Another mechanism driving the improved outcomes is that patients treated by a surgical oncologist are far more likely to complete National Comprehensive Cancer Network guideline-compatible therapy in a timely fashion, he said. In all, 77% of stage I-III patients treated by a surgical oncologist completed chemotherapy or hormonal adjuvant therapy, compared with 68.5% of general surgery patients (P less than .02).

Breast conservation rates were significantly higher for surgical oncology patients than for general surgery patients overall (53% vs. 38%, P less than .001), and for stage 0-II disease (66% vs. 54%, P less than .01).

Radiation therapy for breast conservation was completed by 97% of patients treated by a surgical oncologist and 67% of general surgery patients, and by 99% vs. 74% for stage III disease (P less than .001 for each), Dr. Dooley said.
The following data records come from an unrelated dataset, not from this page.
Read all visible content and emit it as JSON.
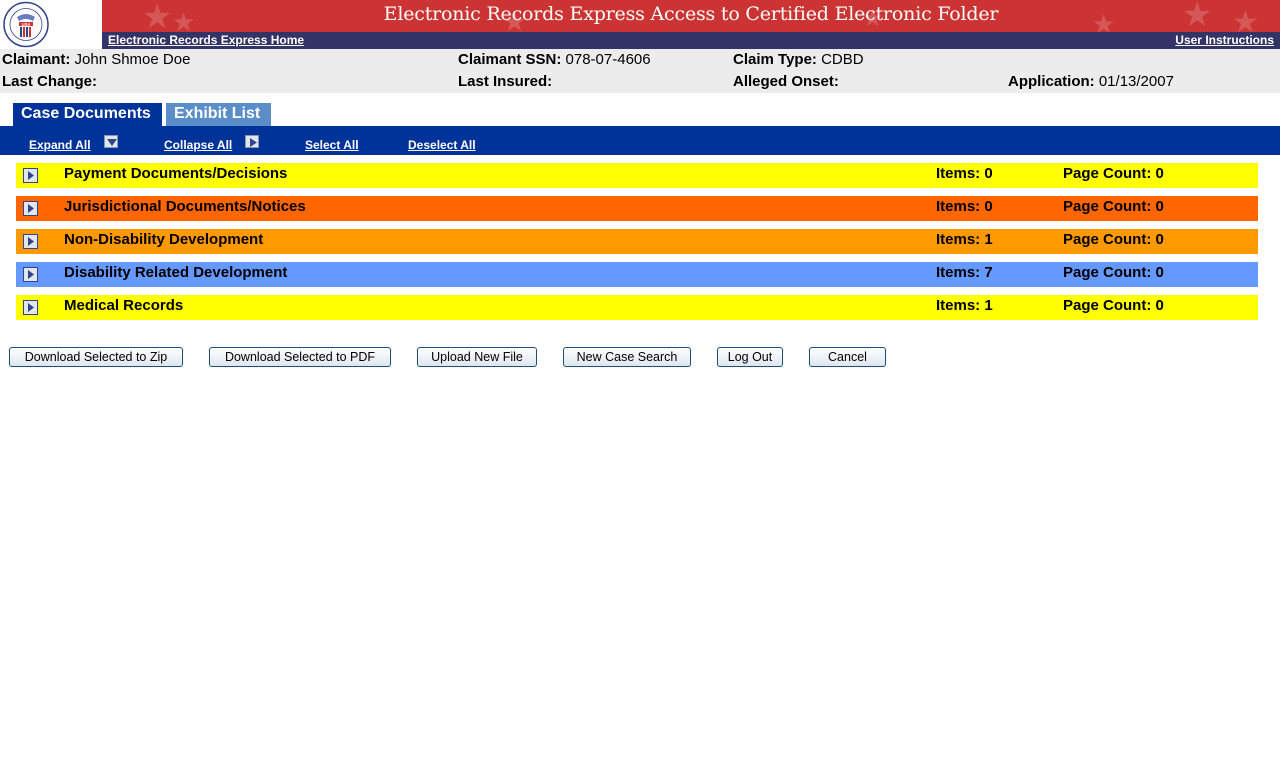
{
  "header": {
    "title": "Electronic Records Express Access to Certified Electronic Folder",
    "logo_icon": "ssa-seal-icon",
    "logo_text": "SOCIAL SECURITY ADMINISTRATION USA",
    "nav_home": "Electronic Records Express Home",
    "nav_instructions": "User Instructions",
    "colors": {
      "banner": "#cc3333",
      "navbar": "#333366"
    }
  },
  "claimant": {
    "claimant_label": "Claimant:",
    "claimant_value": "John Shmoe Doe",
    "ssn_label": "Claimant SSN:",
    "ssn_value": "078-07-4606",
    "claim_type_label": "Claim Type:",
    "claim_type_value": "CDBD",
    "last_change_label": "Last Change:",
    "last_change_value": "",
    "last_insured_label": "Last Insured:",
    "last_insured_value": "",
    "onset_label": "Alleged Onset:",
    "onset_value": "",
    "application_label": "Application:",
    "application_value": "01/13/2007"
  },
  "tabs": [
    {
      "label": "Case Documents",
      "active": true
    },
    {
      "label": "Exhibit List",
      "active": false
    }
  ],
  "toolbar": {
    "expand_all": "Expand All",
    "expand_icon": "chevron-down-icon",
    "collapse_all": "Collapse All",
    "collapse_icon": "chevron-right-icon",
    "select_all": "Select All",
    "deselect_all": "Deselect All"
  },
  "categories": [
    {
      "name": "Payment Documents/Decisions",
      "items": "Items: 0",
      "pages": "Page Count: 0",
      "color": "#ffff00"
    },
    {
      "name": "Jurisdictional Documents/Notices",
      "items": "Items: 0",
      "pages": "Page Count: 0",
      "color": "#ff6600"
    },
    {
      "name": "Non-Disability Development",
      "items": "Items: 1",
      "pages": "Page Count: 0",
      "color": "#ff9900"
    },
    {
      "name": "Disability Related Development",
      "items": "Items: 7",
      "pages": "Page Count: 0",
      "color": "#6699ff"
    },
    {
      "name": "Medical Records",
      "items": "Items: 1",
      "pages": "Page Count: 0",
      "color": "#ffff00"
    }
  ],
  "buttons": {
    "download_zip": "Download Selected to Zip",
    "download_pdf": "Download Selected to PDF",
    "upload": "Upload New File",
    "new_search": "New Case Search",
    "logout": "Log Out",
    "cancel": "Cancel"
  }
}
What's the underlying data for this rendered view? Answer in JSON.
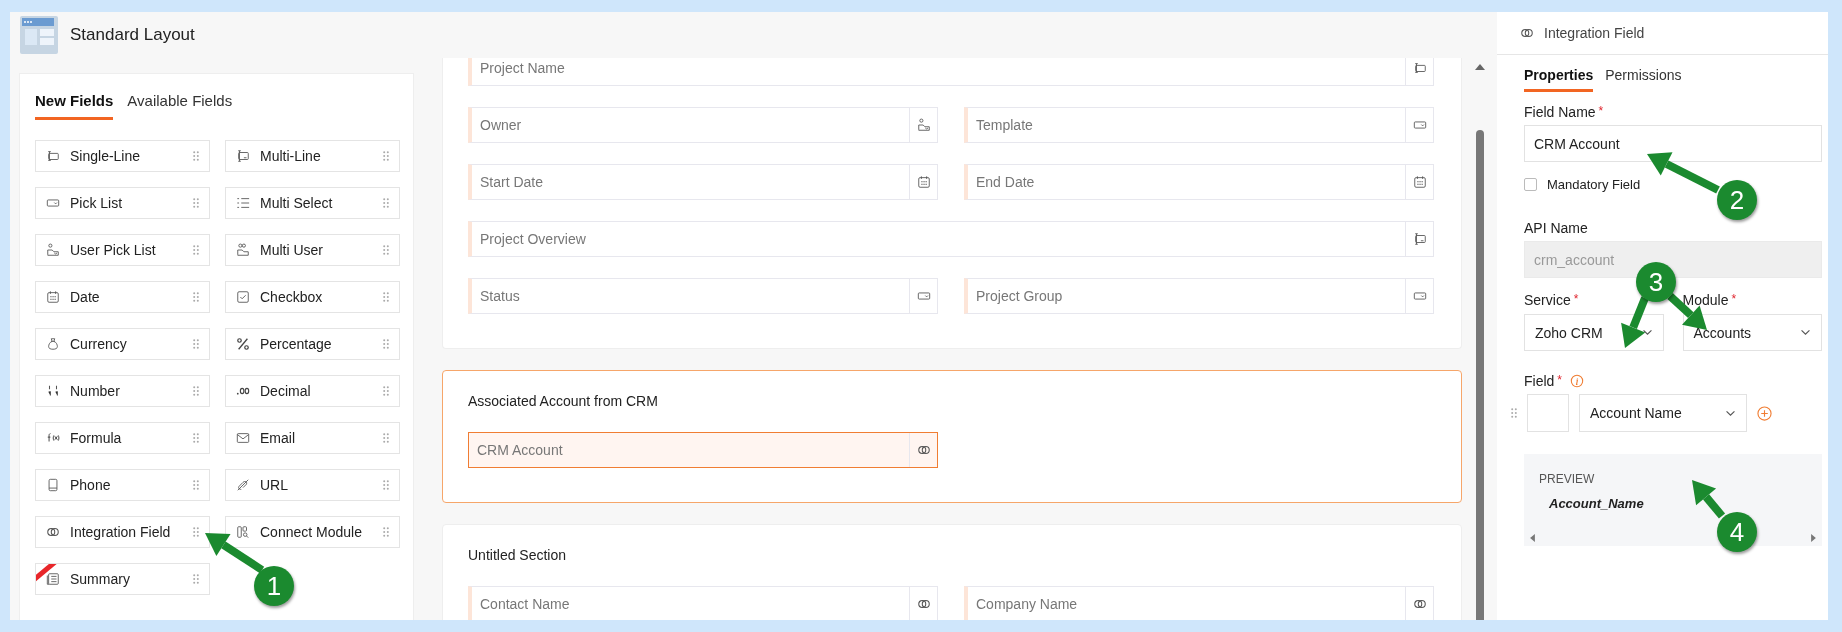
{
  "header": {
    "title": "Standard Layout"
  },
  "palette": {
    "tabs": [
      {
        "label": "New Fields",
        "selected": true
      },
      {
        "label": "Available Fields",
        "selected": false
      }
    ],
    "items": [
      {
        "label": "Single-Line",
        "kind": "single-line",
        "ribbon": false
      },
      {
        "label": "Multi-Line",
        "kind": "multi-line",
        "ribbon": false
      },
      {
        "label": "Pick List",
        "kind": "picklist",
        "ribbon": false
      },
      {
        "label": "Multi Select",
        "kind": "multiselect",
        "ribbon": false
      },
      {
        "label": "User Pick List",
        "kind": "user",
        "ribbon": false
      },
      {
        "label": "Multi User",
        "kind": "multiuser",
        "ribbon": false
      },
      {
        "label": "Date",
        "kind": "date",
        "ribbon": false
      },
      {
        "label": "Checkbox",
        "kind": "checkbox",
        "ribbon": false
      },
      {
        "label": "Currency",
        "kind": "currency",
        "ribbon": false
      },
      {
        "label": "Percentage",
        "kind": "percent",
        "ribbon": false
      },
      {
        "label": "Number",
        "kind": "number",
        "ribbon": false
      },
      {
        "label": "Decimal",
        "kind": "decimal",
        "ribbon": false
      },
      {
        "label": "Formula",
        "kind": "formula",
        "ribbon": false
      },
      {
        "label": "Email",
        "kind": "email",
        "ribbon": false
      },
      {
        "label": "Phone",
        "kind": "phone",
        "ribbon": false
      },
      {
        "label": "URL",
        "kind": "url",
        "ribbon": false
      },
      {
        "label": "Integration Field",
        "kind": "integration",
        "ribbon": false
      },
      {
        "label": "Connect Module",
        "kind": "connect",
        "ribbon": false
      },
      {
        "label": "Summary",
        "kind": "summary",
        "ribbon": true
      }
    ]
  },
  "sections": [
    {
      "selected": false,
      "rows": [
        [
          {
            "label": "Project Name",
            "kind": "single-line",
            "selected": false
          }
        ],
        [
          {
            "label": "Owner",
            "kind": "user",
            "selected": false
          },
          {
            "label": "Template",
            "kind": "picklist",
            "selected": false
          }
        ],
        [
          {
            "label": "Start Date",
            "kind": "date",
            "selected": false
          },
          {
            "label": "End Date",
            "kind": "date",
            "selected": false
          }
        ],
        [
          {
            "label": "Project Overview",
            "kind": "multi-line",
            "selected": false
          }
        ],
        [
          {
            "label": "Status",
            "kind": "picklist",
            "selected": false
          },
          {
            "label": "Project Group",
            "kind": "picklist",
            "selected": false
          }
        ]
      ]
    },
    {
      "title": "Associated Account from CRM",
      "selected": true,
      "rows": [
        [
          {
            "label": "CRM Account",
            "kind": "integration",
            "selected": true
          }
        ]
      ]
    },
    {
      "title": "Untitled Section",
      "selected": false,
      "rows": [
        [
          {
            "label": "Contact Name",
            "kind": "integration",
            "selected": false
          },
          {
            "label": "Company Name",
            "kind": "integration",
            "selected": false
          }
        ]
      ]
    }
  ],
  "properties": {
    "title": "Integration Field",
    "tabs": [
      {
        "label": "Properties",
        "selected": true
      },
      {
        "label": "Permissions",
        "selected": false
      }
    ],
    "field_name": {
      "label": "Field Name",
      "required_mark": "*",
      "value": "CRM Account"
    },
    "mandatory": {
      "label": "Mandatory Field",
      "checked": false
    },
    "api_name": {
      "label": "API Name",
      "value": "crm_account",
      "disabled": true
    },
    "service": {
      "label": "Service",
      "required_mark": "*",
      "value": "Zoho CRM"
    },
    "module": {
      "label": "Module",
      "required_mark": "*",
      "value": "Accounts"
    },
    "field": {
      "label": "Field",
      "required_mark": "*",
      "value": "Account Name"
    },
    "preview": {
      "label": "PREVIEW",
      "value": "Account_Name"
    }
  },
  "annotations": [
    {
      "number": "1"
    },
    {
      "number": "2"
    },
    {
      "number": "3"
    },
    {
      "number": "4"
    }
  ]
}
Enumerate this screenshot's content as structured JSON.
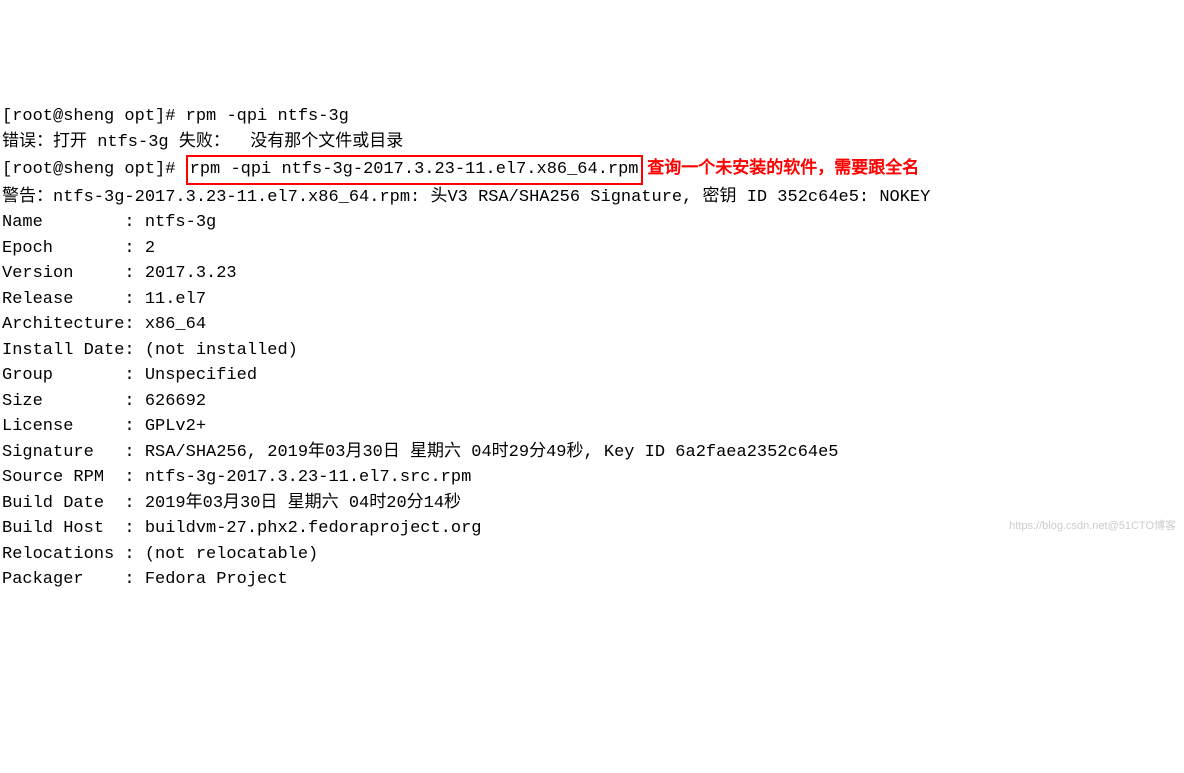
{
  "line1_prompt": "[root@sheng opt]# ",
  "line1_cmd": "rpm -qpi ntfs-3g",
  "line2": "错误：打开 ntfs-3g 失败：  没有那个文件或目录",
  "line3_prompt": "[root@sheng opt]# ",
  "line3_cmd": "rpm -qpi ntfs-3g-2017.3.23-11.el7.x86_64.rpm",
  "line3_annotation": " 查询一个未安装的软件，需要跟全名",
  "line4": "警告：ntfs-3g-2017.3.23-11.el7.x86_64.rpm: 头V3 RSA/SHA256 Signature, 密钥 ID 352c64e5: NOKEY",
  "fields": {
    "name": "Name        : ntfs-3g",
    "epoch": "Epoch       : 2",
    "version": "Version     : 2017.3.23",
    "release": "Release     : 11.el7",
    "arch": "Architecture: x86_64",
    "installdate": "Install Date: (not installed)",
    "group": "Group       : Unspecified",
    "size": "Size        : 626692",
    "license": "License     : GPLv2+",
    "signature": "Signature   : RSA/SHA256, 2019年03月30日 星期六 04时29分49秒, Key ID 6a2faea2352c64e5",
    "sourcerpm": "Source RPM  : ntfs-3g-2017.3.23-11.el7.src.rpm",
    "builddate": "Build Date  : 2019年03月30日 星期六 04时20分14秒",
    "buildhost": "Build Host  : buildvm-27.phx2.fedoraproject.org",
    "relocations": "Relocations : (not relocatable)",
    "packager": "Packager    : Fedora Project"
  },
  "watermark": "https://blog.csdn.net@51CTO博客"
}
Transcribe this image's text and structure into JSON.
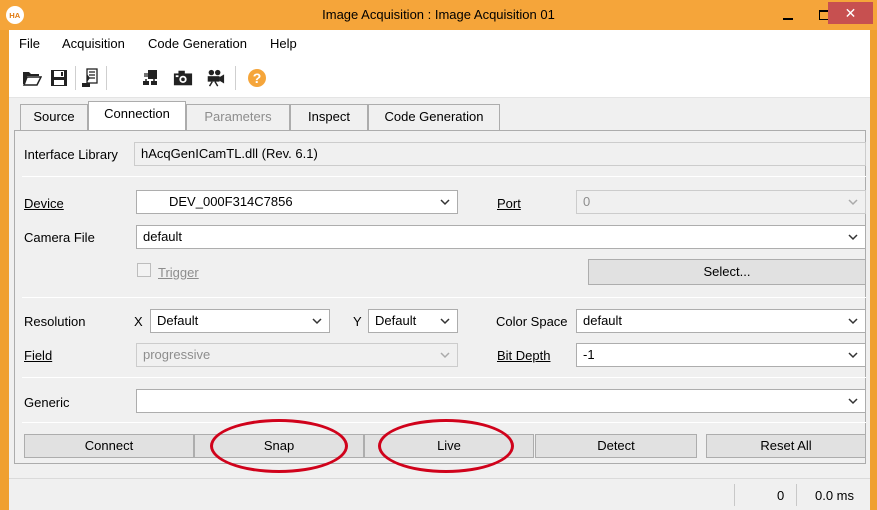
{
  "window": {
    "title": "Image Acquisition : Image Acquisition 01",
    "app_icon_text": "HA",
    "accent_color": "#f5a53a"
  },
  "menu": [
    "File",
    "Acquisition",
    "Code Generation",
    "Help"
  ],
  "toolbar_icons": [
    "open-folder-icon",
    "save-icon",
    "export-icon",
    "connect-icon",
    "camera-icon",
    "live-video-icon",
    "help-icon"
  ],
  "tabs": {
    "source": "Source",
    "connection": "Connection",
    "parameters": "Parameters",
    "inspect": "Inspect",
    "code_generation": "Code Generation",
    "active": "Connection"
  },
  "connection": {
    "interface_library_label": "Interface Library",
    "interface_library_value": "hAcqGenICamTL.dll (Rev. 6.1)",
    "device_label": "Device",
    "device_value": "DEV_000F314C7856",
    "port_label": "Port",
    "port_value": "0",
    "camera_file_label": "Camera File",
    "camera_file_value": "default",
    "trigger_label": "Trigger",
    "select_button": "Select...",
    "resolution_label": "Resolution",
    "x_label": "X",
    "x_value": "Default",
    "y_label": "Y",
    "y_value": "Default",
    "color_space_label": "Color Space",
    "color_space_value": "default",
    "field_label": "Field",
    "field_value": "progressive",
    "bit_depth_label": "Bit Depth",
    "bit_depth_value": "-1",
    "generic_label": "Generic",
    "generic_value": ""
  },
  "buttons": {
    "connect": "Connect",
    "snap": "Snap",
    "live": "Live",
    "detect": "Detect",
    "reset_all": "Reset All"
  },
  "status": {
    "count": "0",
    "time": "0.0 ms"
  }
}
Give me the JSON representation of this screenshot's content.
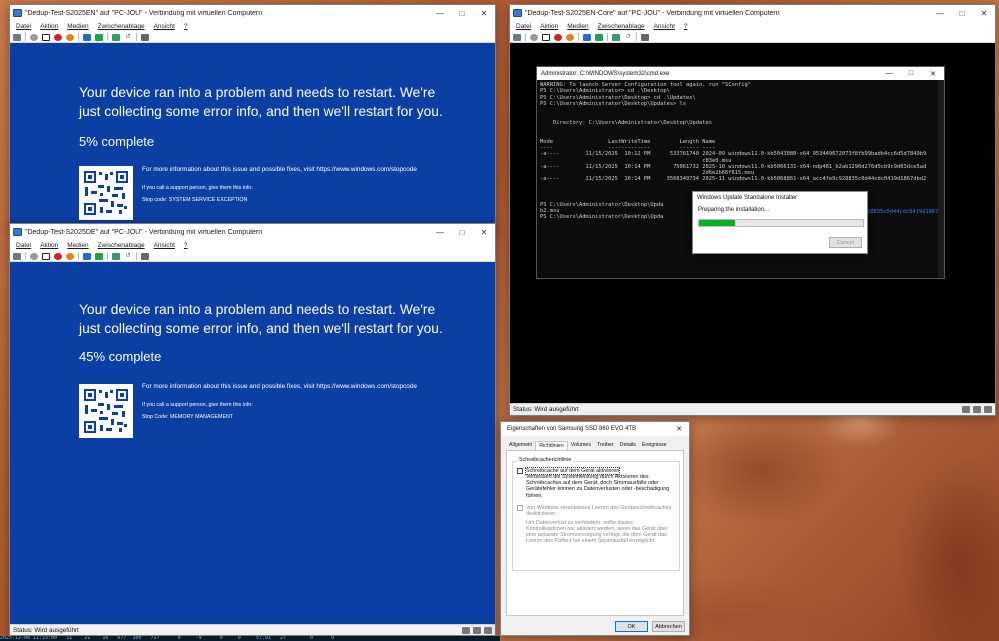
{
  "menu": [
    "Datei",
    "Aktion",
    "Medien",
    "Zwischenablage",
    "Ansicht",
    "?"
  ],
  "bsod_common": {
    "message": "Your device ran into a problem and needs to restart. We're just collecting some error info, and then we'll restart for you.",
    "more_info": "For more information about this issue and possible fixes, visit https://www.windows.com/stopcode",
    "support": "If you call a support person, give them this info:"
  },
  "vm1": {
    "title": "\"Dedup-Test-S2025EN\" auf \"PC-JOU\" - Verbindung mit virtuellen Computern",
    "progress": "5% complete",
    "stop_code": "Stop code: SYSTEM SERVICE EXCEPTION"
  },
  "vm2": {
    "title": "\"Dedup-Test-S2025DE\" auf \"PC-JOU\" - Verbindung mit virtuellen Computern",
    "progress": "45% complete",
    "progress_value": 45,
    "stop_code": "Stop Code: MEMORY MANAGEMENT",
    "status": "Status: Wird ausgeführt"
  },
  "vm3": {
    "title": "\"Dedup-Test-S2025EN-Core\" auf \"PC-JOU\" - Verbindung mit virtuellen Computern",
    "status": "Status: Wird ausgeführt",
    "cmd_title": "Administrator: C:\\WINDOWS\\system32\\cmd.exe",
    "cmd_output": "WARNING: To launch Server Configuration tool again, run \"SConfig\"\nPS C:\\Users\\Administrator> cd .\\Desktop\\\nPS C:\\Users\\Administrator\\Desktop> cd .\\Updates\\\nPS C:\\Users\\Administrator\\Desktop\\Updates> ls\n\n\n    Directory: C:\\Users\\Administrator\\Desktop\\Updates\n\n\nMode                 LastWriteTime         Length Name\n----                 -------------         ------ ----\n-a----        11/15/2025  10:12 PM      533761740 2024-09 windows11.0-kb5043080-x64_953449672073f8fb99badb4cc6d5d7849b9\n                                                  c83e0.msu\n-a----        11/15/2025  10:14 PM       75061732 2025-10 windows11.0-kb5066131-x64-ndp481_b2ab1290d276d5cb9c9d03dce5ad\n                                                  2d6e2b66f615.msu\n-a----        11/15/2025  10:14 PM     3568349734 2025-11 windows11.0-kb5068861-x64_acc4fe9c928835c0d44cdc0419d1867dbd2\n\n\n\nPS C:\\Users\\Administrator\\Desktop\\Upda\nb2.msu\nPS C:\\Users\\Administrator\\Desktop\\Upda",
    "cmd_tail": "28835c0d44cdc0419d1867dbd2b62",
    "wu_title": "Windows Update Standalone Installer",
    "wu_text": "Preparing the installation...",
    "wu_progress": 0.22,
    "wu_cancel": "Cancel"
  },
  "props": {
    "title": "Eigenschaften von Samsung SSD 860 EVO 4TB",
    "tabs": [
      "Allgemein",
      "Richtlinien",
      "Volumes",
      "Treiber",
      "Details",
      "Ereignisse"
    ],
    "active_tab": "Richtlinien",
    "group_label": "Schreibcacherichtlinie",
    "opt1": "Schreibcache auf dem Gerät aktivieren",
    "opt1_desc": "Verbessert die Systemleistung durch Aktivieren des Schreibcaches auf dem Gerät, doch Stromausfälle oder Gerätefehler können zu Datenverlusten oder -beschädigung führen.",
    "opt2": "Von Windows veranlasstes Leeren des Geräteschreibcaches deaktivieren",
    "opt2_desc": "Um Datenverlust zu verhindern, sollte dieses Kontrollkästchen nur aktiviert werden, wenn das Gerät über eine separate Stromversorgung verfügt, die dem Gerät das Leeren des Puffers bei einem Stromausfall ermöglicht.",
    "ok": "OK",
    "cancel": "Abbrechen"
  },
  "bottom_strip": "2025-12-06 11:15:00   11    21    16   677  100   727      0     -9      0     0     57.91   27        0      0"
}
"Good intentions don't get us very far," he said. "The Commission on Cancer is starting a program to help us monitor initiation of treatment. It's not the initiation that counts. It's whether the patients actually finish that treatment completely."

There were no survival differences for women with stage 0 or IV disease, and their data were excluded from the presentation.

During a discussion of the study, an audience member questioned the presence of comorbidities in each group, observing that patients enrolled in clinical trials tend to be healthier. Dr. Dooley responded that details on comorbidities were limited, but that Charlson Index scores were similar in both groups. In addition, he noted that the same beneficial effect of clinical trial participation has been observed even in trials with just tissue banking.
Rates of stage I, IIA, and IIB disease were similar at 20.5%, 30.5%, and 17% in the surgical oncology group and 19.6%, 32%, and 24% in the general surgery group. Chemotherapy, however, was significantly more common among patients treated by a surgical oncologist than among those in the general surgery group (69% vs. 56%).

Another attendee pointed out that the Rapid Reporting System sends out an alert if cancer patients are not completing therapy. Dr. Dooley said the system was not in place for the entire study period.

Dr. Dooley and his coauthors reported no relevant conflicts of interest.